Лекарь, старый немец, горестно вздохнул, накладывая свежую повязку, пропитанную вином и солью. Он знал, что это лишь отсрочка.
— Уйдите, — бросил князь врачам. — Оставьте нас. И ты, Анна Александровна, прости... дай мне на дочь насмотреться.
Когда дверь за всеми закрылась, в комнате воцарилась тишина, нарушаемая только тихим, прерывистым дыханием князя. Анна Петровна сидела на самом краю стула, боясь даже вздохнуть, чтобы не спугнуть это хрупкое мгновение их близости. В полумраке комнаты его лицо казалось высеченным из темного камня, и только лихорадочный блеск глаз выдавал ту борьбу, которую он вел внутри себя.
— Подойди ближе, Анюта, — прошептал он, протягивая к ней костлявую, горячую от жара руку. — Не бойся отца. Я хоть и ранен, но еще не дух.
Она робко взяла его ладонь в свои. Кожа отца была сухой и обжигающей. В этот миг всё величие генерала, вся слава Бородина и гром побед отступили. Перед ней был просто человек, который угасал, несмотря на всю свою невероятную волю.

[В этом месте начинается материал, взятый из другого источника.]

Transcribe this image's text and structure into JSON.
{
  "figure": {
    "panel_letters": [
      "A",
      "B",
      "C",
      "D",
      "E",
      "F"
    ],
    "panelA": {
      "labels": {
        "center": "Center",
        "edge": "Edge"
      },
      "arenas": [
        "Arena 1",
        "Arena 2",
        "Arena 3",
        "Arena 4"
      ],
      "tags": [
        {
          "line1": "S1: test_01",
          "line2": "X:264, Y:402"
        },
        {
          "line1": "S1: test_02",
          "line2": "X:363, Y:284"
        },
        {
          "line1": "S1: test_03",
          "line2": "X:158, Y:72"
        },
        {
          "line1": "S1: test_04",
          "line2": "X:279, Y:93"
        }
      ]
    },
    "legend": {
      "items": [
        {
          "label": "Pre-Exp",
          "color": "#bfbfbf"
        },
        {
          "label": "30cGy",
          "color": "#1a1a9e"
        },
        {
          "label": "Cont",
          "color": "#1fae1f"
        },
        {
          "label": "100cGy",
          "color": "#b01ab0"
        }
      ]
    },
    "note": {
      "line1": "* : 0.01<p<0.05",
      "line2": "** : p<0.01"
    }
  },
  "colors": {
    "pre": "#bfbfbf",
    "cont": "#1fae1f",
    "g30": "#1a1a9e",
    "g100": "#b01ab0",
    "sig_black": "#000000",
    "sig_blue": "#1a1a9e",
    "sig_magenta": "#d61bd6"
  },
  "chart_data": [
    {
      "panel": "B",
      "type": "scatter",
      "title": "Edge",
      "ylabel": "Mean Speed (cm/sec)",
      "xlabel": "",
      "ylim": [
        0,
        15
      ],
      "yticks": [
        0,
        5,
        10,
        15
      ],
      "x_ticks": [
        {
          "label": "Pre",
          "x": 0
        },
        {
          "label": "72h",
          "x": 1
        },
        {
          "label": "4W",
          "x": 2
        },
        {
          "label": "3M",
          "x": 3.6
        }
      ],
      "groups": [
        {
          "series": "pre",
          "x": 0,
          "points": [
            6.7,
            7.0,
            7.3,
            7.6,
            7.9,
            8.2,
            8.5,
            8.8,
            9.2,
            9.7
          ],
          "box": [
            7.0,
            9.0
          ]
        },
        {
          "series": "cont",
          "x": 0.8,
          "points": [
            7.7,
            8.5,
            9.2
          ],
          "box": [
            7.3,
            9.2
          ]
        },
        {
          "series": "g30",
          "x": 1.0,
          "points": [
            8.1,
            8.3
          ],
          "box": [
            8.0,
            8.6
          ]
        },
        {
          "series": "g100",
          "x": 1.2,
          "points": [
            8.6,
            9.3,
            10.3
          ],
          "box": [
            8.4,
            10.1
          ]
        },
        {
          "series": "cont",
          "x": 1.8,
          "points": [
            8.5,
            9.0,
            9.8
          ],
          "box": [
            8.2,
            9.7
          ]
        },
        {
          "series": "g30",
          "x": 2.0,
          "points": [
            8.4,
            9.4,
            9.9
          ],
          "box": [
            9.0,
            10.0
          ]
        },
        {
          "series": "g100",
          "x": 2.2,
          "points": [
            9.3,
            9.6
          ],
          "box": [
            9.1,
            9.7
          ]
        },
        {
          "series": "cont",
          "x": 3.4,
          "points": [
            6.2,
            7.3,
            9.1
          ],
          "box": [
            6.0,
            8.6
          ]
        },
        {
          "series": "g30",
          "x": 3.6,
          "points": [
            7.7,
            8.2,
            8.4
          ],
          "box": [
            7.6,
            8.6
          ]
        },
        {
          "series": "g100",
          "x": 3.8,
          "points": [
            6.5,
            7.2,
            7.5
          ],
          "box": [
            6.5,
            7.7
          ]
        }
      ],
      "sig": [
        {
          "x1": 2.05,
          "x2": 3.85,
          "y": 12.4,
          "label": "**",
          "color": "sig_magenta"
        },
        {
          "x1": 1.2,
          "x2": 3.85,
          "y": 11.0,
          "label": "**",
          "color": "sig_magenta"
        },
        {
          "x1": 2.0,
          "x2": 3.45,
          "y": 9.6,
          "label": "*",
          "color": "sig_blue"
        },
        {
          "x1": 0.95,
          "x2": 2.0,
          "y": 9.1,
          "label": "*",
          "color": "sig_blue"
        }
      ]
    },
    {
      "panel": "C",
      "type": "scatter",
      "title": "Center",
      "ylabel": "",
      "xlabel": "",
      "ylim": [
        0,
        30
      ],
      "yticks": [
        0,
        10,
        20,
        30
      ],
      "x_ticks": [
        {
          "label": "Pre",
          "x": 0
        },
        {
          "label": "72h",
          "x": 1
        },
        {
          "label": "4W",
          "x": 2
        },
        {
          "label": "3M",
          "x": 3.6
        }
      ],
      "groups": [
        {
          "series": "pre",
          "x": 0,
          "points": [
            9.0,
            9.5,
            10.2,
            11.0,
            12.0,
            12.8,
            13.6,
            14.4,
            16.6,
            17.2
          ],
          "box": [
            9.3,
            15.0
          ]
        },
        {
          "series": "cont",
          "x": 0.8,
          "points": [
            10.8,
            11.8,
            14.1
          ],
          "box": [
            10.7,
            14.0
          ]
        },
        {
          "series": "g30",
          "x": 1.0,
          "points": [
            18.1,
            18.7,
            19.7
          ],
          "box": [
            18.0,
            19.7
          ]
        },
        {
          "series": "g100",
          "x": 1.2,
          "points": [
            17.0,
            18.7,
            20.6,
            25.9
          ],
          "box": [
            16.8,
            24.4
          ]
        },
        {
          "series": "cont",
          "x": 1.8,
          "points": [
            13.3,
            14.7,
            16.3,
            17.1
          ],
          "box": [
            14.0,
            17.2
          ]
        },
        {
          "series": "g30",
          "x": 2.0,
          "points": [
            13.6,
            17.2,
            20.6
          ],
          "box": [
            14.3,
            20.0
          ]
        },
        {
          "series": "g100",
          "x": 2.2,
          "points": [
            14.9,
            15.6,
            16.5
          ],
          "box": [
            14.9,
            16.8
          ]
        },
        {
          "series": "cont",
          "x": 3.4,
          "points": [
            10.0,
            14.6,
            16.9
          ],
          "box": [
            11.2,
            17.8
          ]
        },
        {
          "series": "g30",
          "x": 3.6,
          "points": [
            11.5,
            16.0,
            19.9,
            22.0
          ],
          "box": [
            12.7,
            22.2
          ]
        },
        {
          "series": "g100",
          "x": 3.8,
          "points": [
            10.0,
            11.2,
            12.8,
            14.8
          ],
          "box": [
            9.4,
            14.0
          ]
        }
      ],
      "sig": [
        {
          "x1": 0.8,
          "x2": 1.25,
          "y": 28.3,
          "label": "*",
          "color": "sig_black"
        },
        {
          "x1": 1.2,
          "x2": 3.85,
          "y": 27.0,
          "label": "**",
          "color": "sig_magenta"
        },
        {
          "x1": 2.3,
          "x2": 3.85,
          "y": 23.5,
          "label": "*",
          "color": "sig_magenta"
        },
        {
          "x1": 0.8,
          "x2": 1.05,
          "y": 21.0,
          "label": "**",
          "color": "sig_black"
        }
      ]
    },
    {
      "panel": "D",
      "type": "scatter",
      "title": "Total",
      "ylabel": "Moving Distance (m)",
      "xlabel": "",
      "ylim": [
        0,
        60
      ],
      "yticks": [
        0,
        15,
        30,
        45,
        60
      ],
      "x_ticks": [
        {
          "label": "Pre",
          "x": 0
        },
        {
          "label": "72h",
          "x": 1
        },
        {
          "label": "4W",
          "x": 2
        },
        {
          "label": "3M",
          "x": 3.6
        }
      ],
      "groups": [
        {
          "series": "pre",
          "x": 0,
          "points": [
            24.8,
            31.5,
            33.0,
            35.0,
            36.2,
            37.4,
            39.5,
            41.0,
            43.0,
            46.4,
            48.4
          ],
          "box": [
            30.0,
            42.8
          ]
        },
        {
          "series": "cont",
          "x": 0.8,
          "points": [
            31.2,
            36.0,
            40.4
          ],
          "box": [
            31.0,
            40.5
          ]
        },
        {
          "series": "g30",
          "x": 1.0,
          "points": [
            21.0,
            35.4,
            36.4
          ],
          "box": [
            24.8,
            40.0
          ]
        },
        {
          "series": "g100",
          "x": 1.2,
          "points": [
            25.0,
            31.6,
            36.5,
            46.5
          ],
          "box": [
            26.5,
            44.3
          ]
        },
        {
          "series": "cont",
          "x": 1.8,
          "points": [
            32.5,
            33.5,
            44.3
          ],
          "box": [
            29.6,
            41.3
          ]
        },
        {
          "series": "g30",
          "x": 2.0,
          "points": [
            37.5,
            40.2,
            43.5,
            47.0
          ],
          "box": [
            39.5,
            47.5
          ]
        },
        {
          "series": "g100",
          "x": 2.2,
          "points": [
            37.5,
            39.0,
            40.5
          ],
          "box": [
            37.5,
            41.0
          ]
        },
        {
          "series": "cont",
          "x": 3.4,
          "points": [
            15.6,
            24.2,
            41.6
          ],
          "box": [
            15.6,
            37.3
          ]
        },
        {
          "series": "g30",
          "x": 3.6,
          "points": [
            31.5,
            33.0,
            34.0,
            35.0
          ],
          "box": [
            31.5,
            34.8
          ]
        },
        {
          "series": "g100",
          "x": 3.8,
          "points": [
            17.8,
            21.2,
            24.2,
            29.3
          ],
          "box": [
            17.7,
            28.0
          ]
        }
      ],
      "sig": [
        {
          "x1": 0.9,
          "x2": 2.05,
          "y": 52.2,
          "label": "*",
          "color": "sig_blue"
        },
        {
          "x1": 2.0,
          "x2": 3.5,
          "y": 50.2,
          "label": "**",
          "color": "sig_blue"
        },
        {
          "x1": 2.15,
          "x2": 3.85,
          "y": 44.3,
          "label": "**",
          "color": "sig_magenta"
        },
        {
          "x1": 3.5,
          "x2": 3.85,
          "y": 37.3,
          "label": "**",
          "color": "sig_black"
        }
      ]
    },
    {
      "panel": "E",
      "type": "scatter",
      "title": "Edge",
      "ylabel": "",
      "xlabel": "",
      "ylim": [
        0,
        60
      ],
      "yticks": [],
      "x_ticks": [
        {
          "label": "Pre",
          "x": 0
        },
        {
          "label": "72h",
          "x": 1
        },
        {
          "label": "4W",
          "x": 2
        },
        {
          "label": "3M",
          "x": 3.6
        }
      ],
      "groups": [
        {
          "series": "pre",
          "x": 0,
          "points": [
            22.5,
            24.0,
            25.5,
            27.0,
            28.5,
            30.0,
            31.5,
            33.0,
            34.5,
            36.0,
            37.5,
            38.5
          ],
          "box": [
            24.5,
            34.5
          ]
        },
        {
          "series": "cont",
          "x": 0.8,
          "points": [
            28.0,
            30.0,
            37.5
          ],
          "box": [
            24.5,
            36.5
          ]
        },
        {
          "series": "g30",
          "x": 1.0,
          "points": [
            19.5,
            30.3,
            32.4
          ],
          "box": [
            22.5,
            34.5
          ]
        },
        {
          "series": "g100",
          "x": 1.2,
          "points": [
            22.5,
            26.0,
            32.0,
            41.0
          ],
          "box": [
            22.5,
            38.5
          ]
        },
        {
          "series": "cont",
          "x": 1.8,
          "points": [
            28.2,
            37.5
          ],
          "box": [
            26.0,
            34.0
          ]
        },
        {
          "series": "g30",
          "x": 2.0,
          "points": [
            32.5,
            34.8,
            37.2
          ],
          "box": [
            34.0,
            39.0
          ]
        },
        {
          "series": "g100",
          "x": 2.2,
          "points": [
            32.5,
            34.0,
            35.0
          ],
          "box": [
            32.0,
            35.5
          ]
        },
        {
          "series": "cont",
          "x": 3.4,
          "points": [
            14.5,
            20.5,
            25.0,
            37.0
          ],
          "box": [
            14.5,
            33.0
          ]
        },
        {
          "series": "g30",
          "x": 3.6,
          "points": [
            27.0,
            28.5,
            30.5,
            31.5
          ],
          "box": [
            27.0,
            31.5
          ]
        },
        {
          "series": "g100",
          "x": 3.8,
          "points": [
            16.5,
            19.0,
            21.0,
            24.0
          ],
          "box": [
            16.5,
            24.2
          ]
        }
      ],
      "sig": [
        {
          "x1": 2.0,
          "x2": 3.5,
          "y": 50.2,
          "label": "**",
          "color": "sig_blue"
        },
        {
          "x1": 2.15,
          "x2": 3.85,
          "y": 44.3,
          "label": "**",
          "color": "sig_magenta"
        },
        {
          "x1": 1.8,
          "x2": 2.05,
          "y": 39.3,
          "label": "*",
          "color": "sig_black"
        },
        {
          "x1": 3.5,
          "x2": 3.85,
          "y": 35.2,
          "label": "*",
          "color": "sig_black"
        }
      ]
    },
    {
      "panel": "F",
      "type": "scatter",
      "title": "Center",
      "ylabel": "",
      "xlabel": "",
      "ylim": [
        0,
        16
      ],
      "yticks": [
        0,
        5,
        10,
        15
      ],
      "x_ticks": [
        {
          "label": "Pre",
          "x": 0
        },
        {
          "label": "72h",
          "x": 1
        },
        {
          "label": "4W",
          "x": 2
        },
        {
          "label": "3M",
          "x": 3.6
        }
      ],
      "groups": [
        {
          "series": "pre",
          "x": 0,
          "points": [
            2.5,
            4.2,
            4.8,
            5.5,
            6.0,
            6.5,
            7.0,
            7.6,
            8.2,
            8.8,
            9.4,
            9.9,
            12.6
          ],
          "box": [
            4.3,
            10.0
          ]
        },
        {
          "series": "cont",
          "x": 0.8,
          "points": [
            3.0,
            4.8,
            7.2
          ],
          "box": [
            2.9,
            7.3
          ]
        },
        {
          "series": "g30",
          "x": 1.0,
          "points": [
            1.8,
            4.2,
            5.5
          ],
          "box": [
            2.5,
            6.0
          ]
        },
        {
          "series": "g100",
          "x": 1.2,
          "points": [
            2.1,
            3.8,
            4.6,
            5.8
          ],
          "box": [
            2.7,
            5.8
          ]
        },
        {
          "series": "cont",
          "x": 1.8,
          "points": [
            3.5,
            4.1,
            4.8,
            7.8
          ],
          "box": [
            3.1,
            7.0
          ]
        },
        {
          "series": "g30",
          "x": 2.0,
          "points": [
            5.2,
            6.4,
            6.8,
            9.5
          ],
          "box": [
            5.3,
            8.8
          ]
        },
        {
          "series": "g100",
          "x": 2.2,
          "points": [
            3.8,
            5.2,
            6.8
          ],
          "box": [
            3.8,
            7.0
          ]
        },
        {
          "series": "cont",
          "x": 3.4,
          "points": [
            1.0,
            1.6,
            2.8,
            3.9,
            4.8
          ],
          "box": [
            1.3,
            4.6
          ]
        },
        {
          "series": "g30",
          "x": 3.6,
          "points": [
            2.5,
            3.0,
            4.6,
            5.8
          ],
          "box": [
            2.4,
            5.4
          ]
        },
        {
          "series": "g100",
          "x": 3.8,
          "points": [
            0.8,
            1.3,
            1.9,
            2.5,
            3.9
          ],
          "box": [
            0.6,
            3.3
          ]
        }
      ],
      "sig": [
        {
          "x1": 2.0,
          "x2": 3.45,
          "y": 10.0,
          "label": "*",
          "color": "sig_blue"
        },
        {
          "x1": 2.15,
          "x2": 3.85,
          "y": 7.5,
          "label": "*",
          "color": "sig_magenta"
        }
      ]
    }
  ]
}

— Зачем ты отказался от операции, папа? — голос Анны сорвался на шепот. — Лекари говорят, это был шанс... Один шанс. Ты ведь никогда не отступал перед врагом, почему же сейчас...
Багратион тяжело вздохнул, и на его лице промелькнула тень той самой упрямой гордости, которая вела его в штыковые атаки.
— Ты еще молода, дочь, — он сжал её пальцы, насколько позволяли силы. — Ты видишь во мне отца, а солдаты мои видят во мне — Россию. Как я выйду к ним на костылях? Как я буду командовать, если не смогу вскочить в седло, когда прозвучит сигнал к атаке? Генерал без ноги — это орел без крыла. Он может жить, но летать — никогда. А я рожден был для полета, Анюта.
Он замолчал, закрыв глаза, и на мгновение Анне показалось, что он забылся сном. Но через минуту он заговорил снова, уже тише:
— Там, под Бородино, когда в меня попало... я видел дым, слышал крики наших ребят. Я знал, что это конец. Но я не жалею. Жалею только об одном — что оставляю тебя одну в такое время. Твоя мать... — он запнулся, и в его голосе проскользнула старая, глубоко запрятанная горечь, — она вдали, в своем блестящем мире. А тебе придется повзрослеть слишком быстро.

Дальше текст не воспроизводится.